“The majority of people believe that Art should have nothing to do with politics or society or economics; what people expect from Art is something beautiful. I do believe I could use Beauty as a strategy; a strategy to pull people into the environments that I make and then let that piece of work unfold itself into many other registers.”Using beauty as a strategy the film takes us through the many registers of Malani’s work from her early drawings of Mumbai’s proletariat, working and living on the streets of Lohar Chawl, to her ambitious (4 giant screens +12 TV monitors) video installation ‘Toba Tek Singh’, a passionate denunciation of the nuclear arms race that India and Pakistan are now engaged in.Between the photocopied books that were produced from the Lohar Chawl drawings and ‘ Toba Tek Singh’, the film takes us through her collaborations in theatrical adaptations of ‘ The Job’, by Bertolt Brecht and Heiner Muller’s adaptation of ‘Medea’ for which she created room high drawings paintings and installations.
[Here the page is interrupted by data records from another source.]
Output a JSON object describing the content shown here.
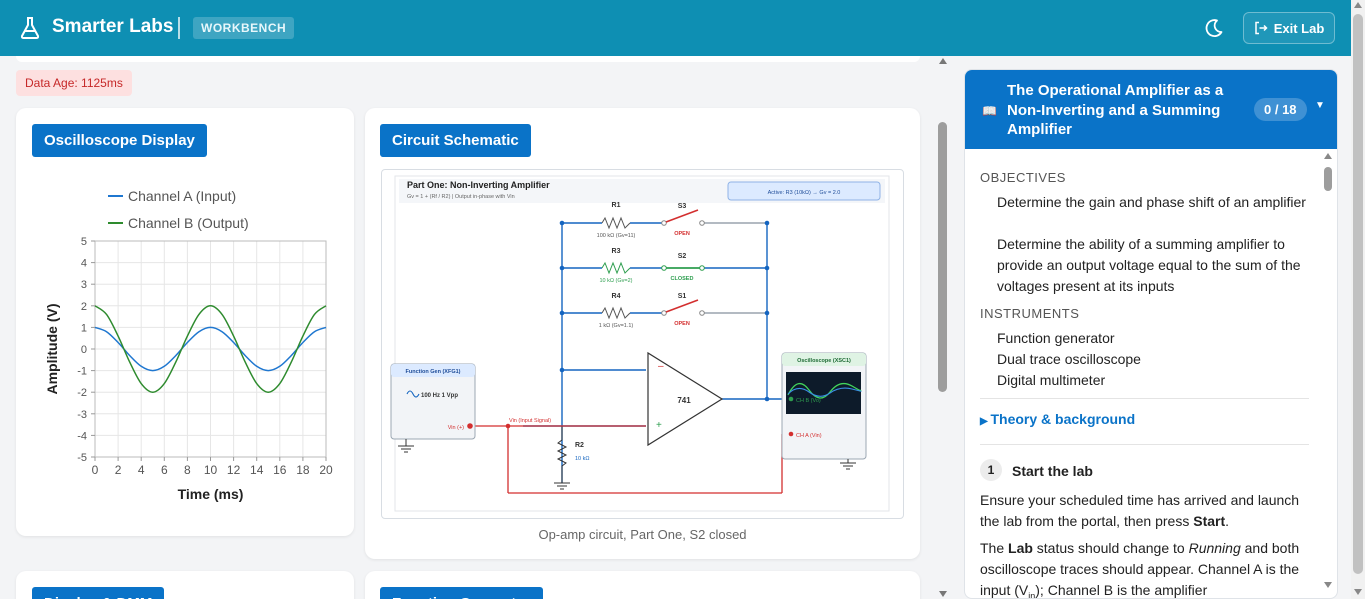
{
  "header": {
    "brand": "Smarter Labs",
    "badge": "WORKBENCH",
    "exit_label": "Exit Lab",
    "icons": [
      "flask-icon",
      "moon-icon",
      "exit-icon"
    ]
  },
  "status": {
    "data_age": "Data Age: 1125ms"
  },
  "oscilloscope": {
    "title": "Oscilloscope Display",
    "chart_data": {
      "type": "line",
      "xlabel": "Time (ms)",
      "ylabel": "Amplitude (V)",
      "xlim": [
        0,
        20
      ],
      "ylim": [
        -5,
        5
      ],
      "x_ticks": [
        "0",
        "2",
        "4",
        "6",
        "8",
        "10",
        "12",
        "14",
        "16",
        "18",
        "20"
      ],
      "y_ticks": [
        "5",
        "4",
        "3",
        "2",
        "1",
        "0",
        "-1",
        "-2",
        "-3",
        "-4",
        "-5"
      ],
      "legend_position": "top",
      "grid": true,
      "series": [
        {
          "name": "Channel A (Input)",
          "color": "#1f77d0",
          "x": [
            0,
            1,
            2,
            3,
            4,
            5,
            6,
            7,
            8,
            9,
            10,
            11,
            12,
            13,
            14,
            15,
            16,
            17,
            18,
            19,
            20
          ],
          "values": [
            1.0,
            0.8,
            0.3,
            -0.3,
            -0.8,
            -1.0,
            -0.8,
            -0.3,
            0.3,
            0.8,
            1.0,
            0.8,
            0.3,
            -0.3,
            -0.8,
            -1.0,
            -0.8,
            -0.3,
            0.3,
            0.8,
            1.0
          ]
        },
        {
          "name": "Channel B (Output)",
          "color": "#2e8b2e",
          "x": [
            0,
            1,
            2,
            3,
            4,
            5,
            6,
            7,
            8,
            9,
            10,
            11,
            12,
            13,
            14,
            15,
            16,
            17,
            18,
            19,
            20
          ],
          "values": [
            2.0,
            1.6,
            0.6,
            -0.6,
            -1.6,
            -2.0,
            -1.6,
            -0.6,
            0.6,
            1.6,
            2.0,
            1.6,
            0.6,
            -0.6,
            -1.6,
            -2.0,
            -1.6,
            -0.6,
            0.6,
            1.6,
            2.0
          ]
        }
      ]
    }
  },
  "schematic": {
    "title": "Circuit Schematic",
    "caption": "Op-amp circuit, Part One, S2 closed",
    "diagram_title": "Part One: Non-Inverting Amplifier",
    "diagram_subtitle": "Gv = 1 + (Rf / R2)  |  Output in-phase with Vin",
    "active_label": "Active: R3 (10kΩ) → Gv = 2.0",
    "resistors": [
      {
        "name": "R1",
        "value": "100 kΩ (Gv=11)",
        "switch": "S3",
        "state": "OPEN"
      },
      {
        "name": "R3",
        "value": "10 kΩ (Gv=2)",
        "switch": "S2",
        "state": "CLOSED"
      },
      {
        "name": "R4",
        "value": "1 kΩ (Gv=1.1)",
        "switch": "S1",
        "state": "OPEN"
      }
    ],
    "opamp": "741",
    "r2": {
      "name": "R2",
      "value": "10 kΩ"
    },
    "fgen": {
      "title": "Function Gen (XFG1)",
      "setting": "100 Hz  1 Vpp",
      "terminal": "Vin (+)"
    },
    "vin_label": "Vin (Input Signal)",
    "scope": {
      "title": "Oscilloscope (XSC1)",
      "ch_b": "CH B (Vo)",
      "ch_a": "CH A (Vin)"
    },
    "colors": {
      "active": "#2e9e4f",
      "open": "#d32f2f",
      "wire": "#1565c0",
      "input": "#d32f2f"
    }
  },
  "bottom_cards": [
    "Display & DMM",
    "Function Generator"
  ],
  "lab": {
    "title": "The Operational Amplifier as a Non-Inverting and a Summing Amplifier",
    "progress": "0 / 18",
    "objectives_heading": "OBJECTIVES",
    "objectives": [
      "Determine the gain and phase shift of an amplifier",
      "Determine the ability of a summing amplifier to provide an output voltage equal to the sum of the voltages present at its inputs"
    ],
    "instruments_heading": "INSTRUMENTS",
    "instruments": [
      "Function generator",
      "Dual trace oscilloscope",
      "Digital multimeter"
    ],
    "theory_link": "Theory & background",
    "step_number": "1",
    "step_title": "Start the lab",
    "step_p1_a": "Ensure your scheduled time has arrived and launch the lab from the portal, then press ",
    "step_p1_b": "Start",
    "step_p2_a": "The ",
    "step_p2_b": "Lab",
    "step_p2_c": " status should change to ",
    "step_p2_d": "Running",
    "step_p2_e": " and both oscilloscope traces should appear. Channel A is the input (V",
    "step_p2_f": "in",
    "step_p2_g": "); Channel B is the amplifier"
  }
}
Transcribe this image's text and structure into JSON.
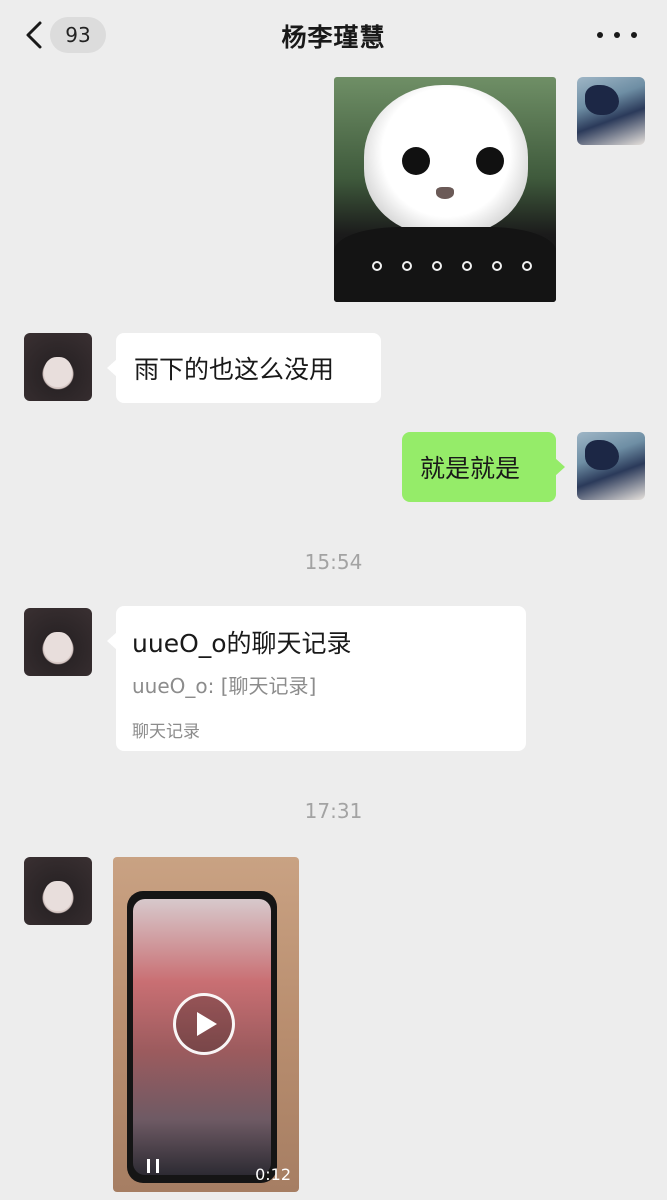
{
  "header": {
    "back_icon": "chevron-left-icon",
    "unread_count": "93",
    "title": "杨李瑾慧",
    "more_icon": "more-dots-icon"
  },
  "messages": {
    "sticker": {
      "sender": "self",
      "type": "sticker"
    },
    "text1": {
      "sender": "other",
      "text": "雨下的也这么没用"
    },
    "text2": {
      "sender": "self",
      "text": "就是就是"
    },
    "time1": "15:54",
    "card": {
      "sender": "other",
      "title": "uueO_o的聊天记录",
      "subtitle": "uueO_o: [聊天记录]",
      "footer": "聊天记录"
    },
    "time2": "17:31",
    "video": {
      "sender": "other",
      "duration": "0:12"
    }
  },
  "colors": {
    "background": "#ededed",
    "bubble_self": "#95ec69",
    "bubble_other": "#ffffff",
    "timestamp": "#a3a3a3"
  }
}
The broken spine, a recurring symbol in Malani’s work, was first used in Medea to express the dehumanizing effect of colonization. It subsequently came to stand for the conquest of the forces of Thanatos against Eros, which became an obsessive theme with Malani.
The film’s music track which weaves an ardent rendering of the Bhakti saint Kabir’s iconoclastic lyrics with snatches of jazz and contemporary music adds to the many registers of Malani’s Art.